Other companies, too, relied on collaborations. BigBasket, for instance, forged 57 partnerships with restaurant associations, retail associations, garment factories, and even ride-hailing firm Uber, to ramp up hiring. Still, the demand that the company was witnessing was five or six-fold greater than the delivery agents reporting to work, which meant many customers still went disappointed.

But none of these is a long-term fix.

“You will dry up with the number of people you can get from within a city,” said Menon of BigBasket, adding that BigBasket wants to hire 10,000 more people on the ground but the pool is limited. “Until and unless borders open for migrant workers to come back and work, it will hold us back from getting new products SKUs (stock-keeping units) and scaling…even if the borders open up in a restricted, controlled manner, it will help us a lot.”

A do-over gig

While gig failed, the traditional full-time hiring model worked for companies that have stuck to it.

For instance, Gurugram-based Delhivery continued to run its business pretty smoothly as all its executives are full-time employees with guaranteed pay, insurance, as well as provident funds taken care of.

Still, Delhivery’s Barua said it may not be in the best interest of every company to build out their own delivery networks across the country.
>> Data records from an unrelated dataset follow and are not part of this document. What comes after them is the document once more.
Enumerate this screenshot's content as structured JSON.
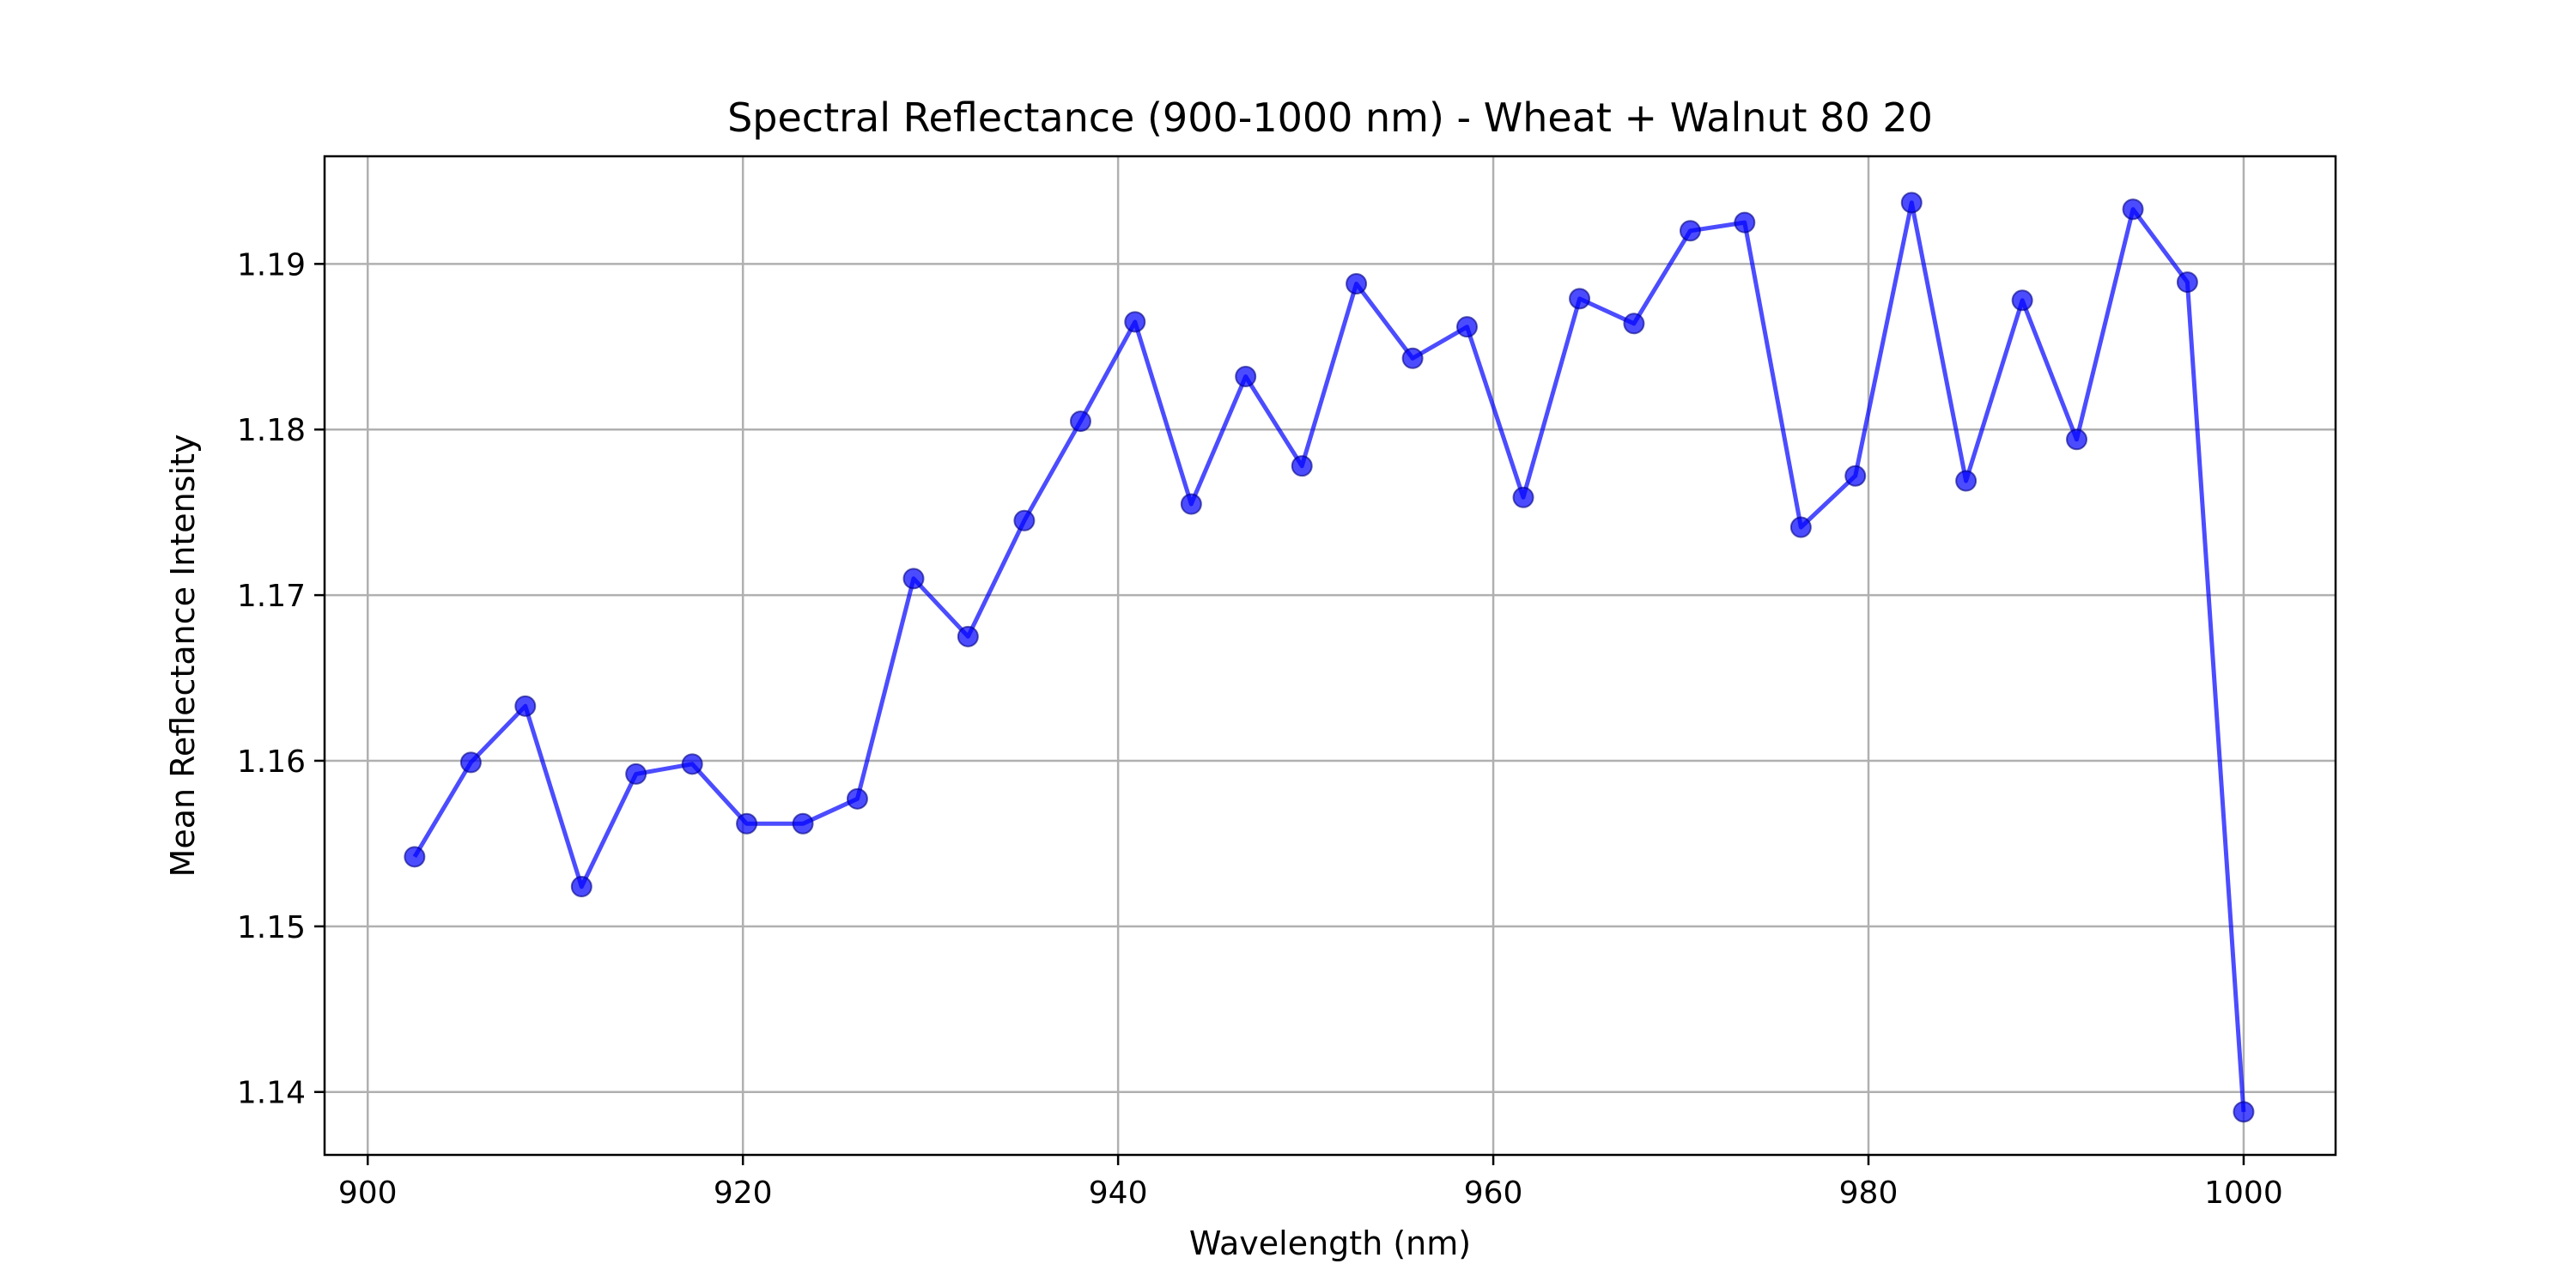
{
  "chart_data": {
    "type": "line",
    "title": "Spectral Reflectance (900-1000 nm) - Wheat + Walnut 80 20",
    "xlabel": "Wavelength (nm)",
    "ylabel": "Mean Reflectance Intensity",
    "xlim": [
      897.7,
      1004.9
    ],
    "ylim": [
      1.1362,
      1.1965
    ],
    "x_ticks": [
      900,
      920,
      940,
      960,
      980,
      1000
    ],
    "x_tick_labels": [
      "900",
      "920",
      "940",
      "960",
      "980",
      "1000"
    ],
    "y_ticks": [
      1.14,
      1.15,
      1.16,
      1.17,
      1.18,
      1.19
    ],
    "y_tick_labels": [
      "1.14",
      "1.15",
      "1.16",
      "1.17",
      "1.18",
      "1.19"
    ],
    "grid": true,
    "series": [
      {
        "color": "#0000ff",
        "marker": "circle",
        "x": [
          902.5,
          905.5,
          908.4,
          911.4,
          914.3,
          917.3,
          920.2,
          923.2,
          926.1,
          929.1,
          932.0,
          935.0,
          938.0,
          940.9,
          943.9,
          946.8,
          949.8,
          952.7,
          955.7,
          958.6,
          961.6,
          964.6,
          967.5,
          970.5,
          973.4,
          976.4,
          979.3,
          982.3,
          985.2,
          988.2,
          991.1,
          994.1,
          997.0,
          1000.0
        ],
        "y": [
          1.1542,
          1.1599,
          1.1633,
          1.1524,
          1.1592,
          1.1598,
          1.1562,
          1.1562,
          1.1577,
          1.171,
          1.1675,
          1.1745,
          1.1805,
          1.1865,
          1.1755,
          1.1832,
          1.1778,
          1.1888,
          1.1843,
          1.1862,
          1.1759,
          1.1879,
          1.1864,
          1.192,
          1.1925,
          1.1741,
          1.1772,
          1.1937,
          1.1769,
          1.1878,
          1.1794,
          1.1933,
          1.1889,
          1.1388
        ]
      }
    ]
  }
}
Instead, they could outsource. “Just because you can ship orders doesn’t mean you can scale up,” Barua warned. “Thinking you can develop large-scale, pan-India network may not be the best use of capital.”

Save the gig

If the gig economy in India has to survive in the long-run, it will need to revamp significantly.

Simply onboarding unskilled workers and putting them on the job with a week’s training will not sustain companies as they grow and expand, experts say. “There needs to be a change in underlying labour models,” said Delhivery’s Barua. “There has to be a much greater focus on benefits provided to people who are out there and delivering at the last mile, staff in warehouses and trucking terminals.”

Both governments and companies must think of extending benefits like healthcare, sick leaves, vacation days, and stable pay to gig workers.